Acuso a televisão do nosso País de estar utilizando
aparelhagens e equipamentos sofisticados com o objetivo de imbecilizar faixas
inteiras da população. Uma geração de debilóides. O processo se torna
consternador e inquietante quando, a pretexto de humor, um instrumento de
educação, como a escola, se transforma em "escolinha", onde o mau
gosto, a idiotice, o achincalhe são dados em pasto a crianças, adolescentes e
jovens em formação. Em matéria de humor televisivo, aliás, poucos o analisaram
tão profundamente como Moacyr Werneck de Castro, ao apontá-lo como verdadeira
regressão à infância, por meio de um ‘repertório de boçalidades’ (Humor na
Televisão, JB 06/07/91).
Acuso a TV brasileira de ser demolidora dos mais autênticos
e inalienáveis valores morais, sejam eles pessoais ou sociais, familiares,
éticos, religiosos e espirituais. Demolidora porque não somente zomba deles,
mas os dissolve na consciência do telespectador e propõe, em seu lugar, os
piores contravalores. Neste sentido, é assustadora a empresa de demolição da
família e dos mais altos valores familiares – amor, fidelidade, respeito mútuo,
renúncia, dom de si – realizada quotidianamente, sobretudo pelas telenovelas.
Em lugar disso, o deboche e a dissolução, o adultério, o incesto.
Acuso a TV brasileira de ser corruptora de menores,
em virtude de programas da mais baixa categoria moral, pelas cenas e pelo
palavreado, em horários em que crianças estão diante da caixa mágica.

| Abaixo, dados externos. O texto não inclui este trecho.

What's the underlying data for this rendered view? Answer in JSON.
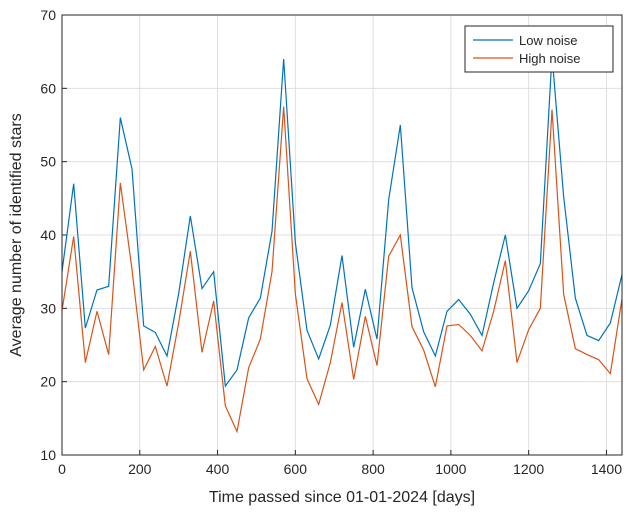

Acuso-a de atentar contra o que há de mais sagrado,
como seja, a vida. Não há muitos dias, em programa reprisado, milhares de
espectadores viram e ouviram, no diálogo entre um talkman e uma jovem de vinte
anos a mais explícita apologia do aborto e o não velado incitamento à supressão
de vidas humanas no seu nascedouro.
Acuso-a de disseminar, em programas vários, idéias,
crenças, práticas e ritos ligados a cultos os mais estranhos. Ela se torna,
deste modo, veículo para a difusão de magia, inclusive magia negra, satanismo,
rituais nocivos ao equilíbrio psíquico.
Acuso a TV brasileira de destilar em sua
programação e instilar nos telespectadores, inclusive jovens e adolescentes,
uma concepção totalmente aética da vida: triunfo da esperteza, do furto, do
ganho fácil, do estelionato. Neste sentido, merecem uma análise à parte as
telenovelas brasileiras sob o ponto de vista psicossocial, moral, religioso.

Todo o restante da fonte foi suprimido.